Drug compendia are compilations of information on drugs in the form of monographs; without going into the theoretical concepts, mechanisms of action, and other aspects which help in understanding the subject. Pharmacopeias and formularies are brought out by the government of a country, hold legal status, and are called official compendia. In addition, some non-official compendia are published by professional bodies, which are supplementary and dependable sources of information about drugs.

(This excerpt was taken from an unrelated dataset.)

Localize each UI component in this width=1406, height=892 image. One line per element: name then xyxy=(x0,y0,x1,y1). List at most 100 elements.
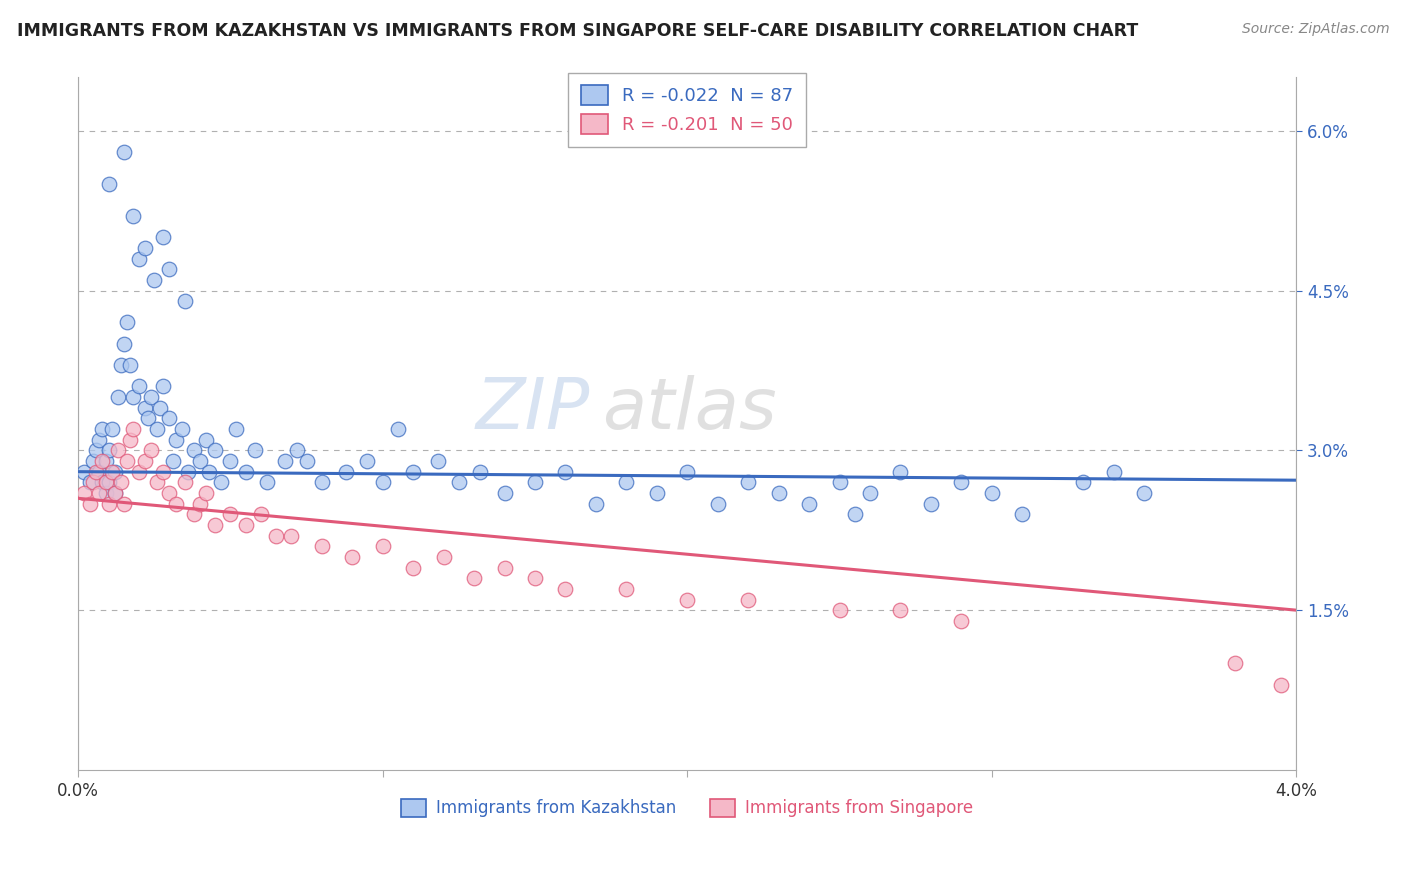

A pharmacopeia is a description of the chemical structure, molecular weight, physical and chemical characteristics, solubility, identification and assay methods, standards of purity, storage conditions, and dosage forms of officially approved drugs in a country. They are useful to drug manufacturers and regulatory authorities, but not to doctors, most of whom never see them. Examples are Indian (IP), British (BP), European (Eur P), United States (USP) pharmacopeias.

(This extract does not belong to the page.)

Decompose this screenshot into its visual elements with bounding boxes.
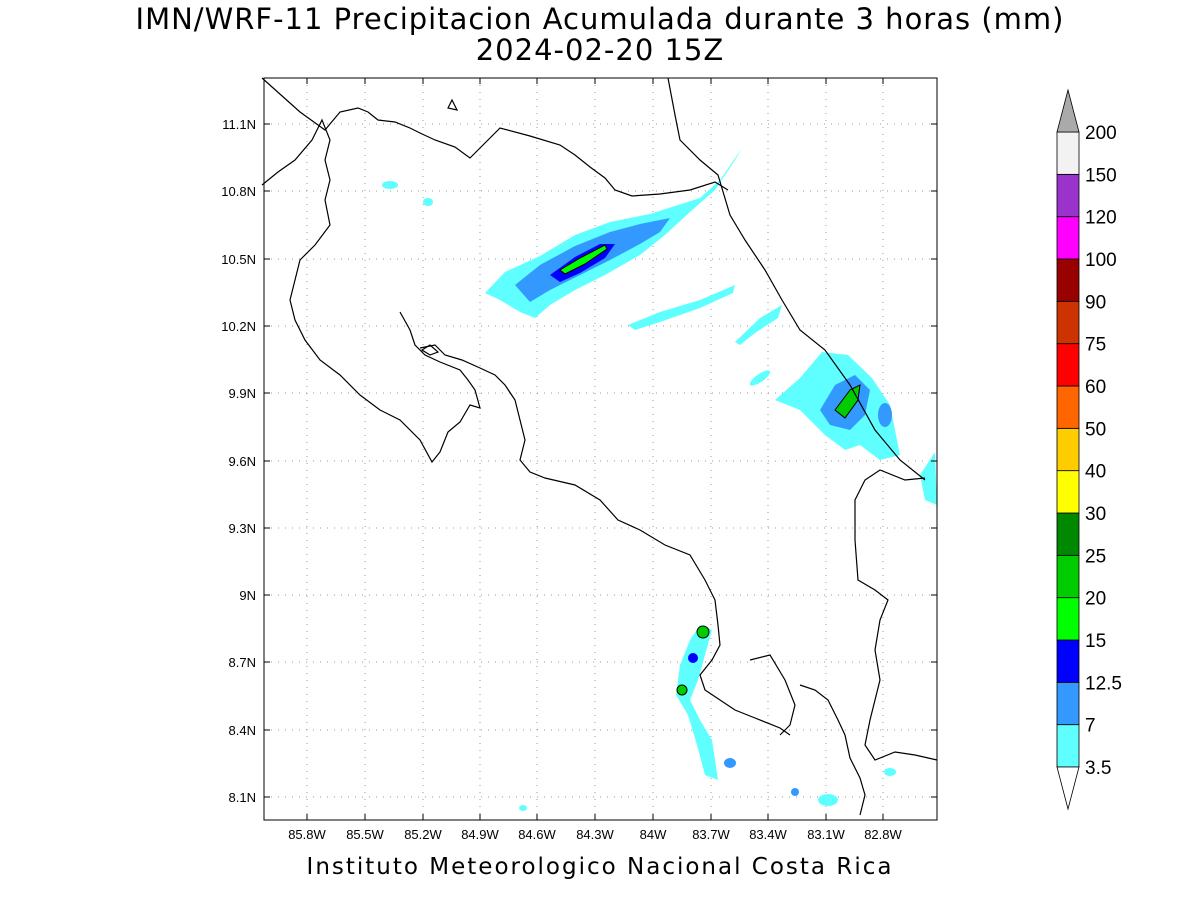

Indications, dose, dosage forms, contraindications, warnings, side effects, and storage of chosen medicines available for medicinal use in a nation are usually listed in easy-to-carry booklet form. The therapeutic class of a drug is used to classify it. There are several sensible fixed-dose medication combinations listed. Individual medication details are usually preceded by a brief discussion of the pharmacological class and the clinical conditions under which it is utilized. There are brief treatment guidelines for a few conditions. The National Formulary of India (NFI) does not include brand names with prices, but the British National Formulary (BNF) does. Most formularies have informative appendices as well. Formularies can be considerably helpful to prescribers.
The Complete Drug Reference (Extrapharmacopoeia)
This non-official compendium is an extensive and updated compilation of unbiased information about medications used/registered all over the globe, published every 2–3 years by the Royal Pharmaceutical Society of Great Britain. It incorporates new product introductions and provides pharmaceutical, pharmacological, and therapeutic information on medicines, making it a useful reference book.
Physicians Desk Reference (PDR) and Drug: Facts and Comparisons (both from USA), etc. are other useful non-official compendia.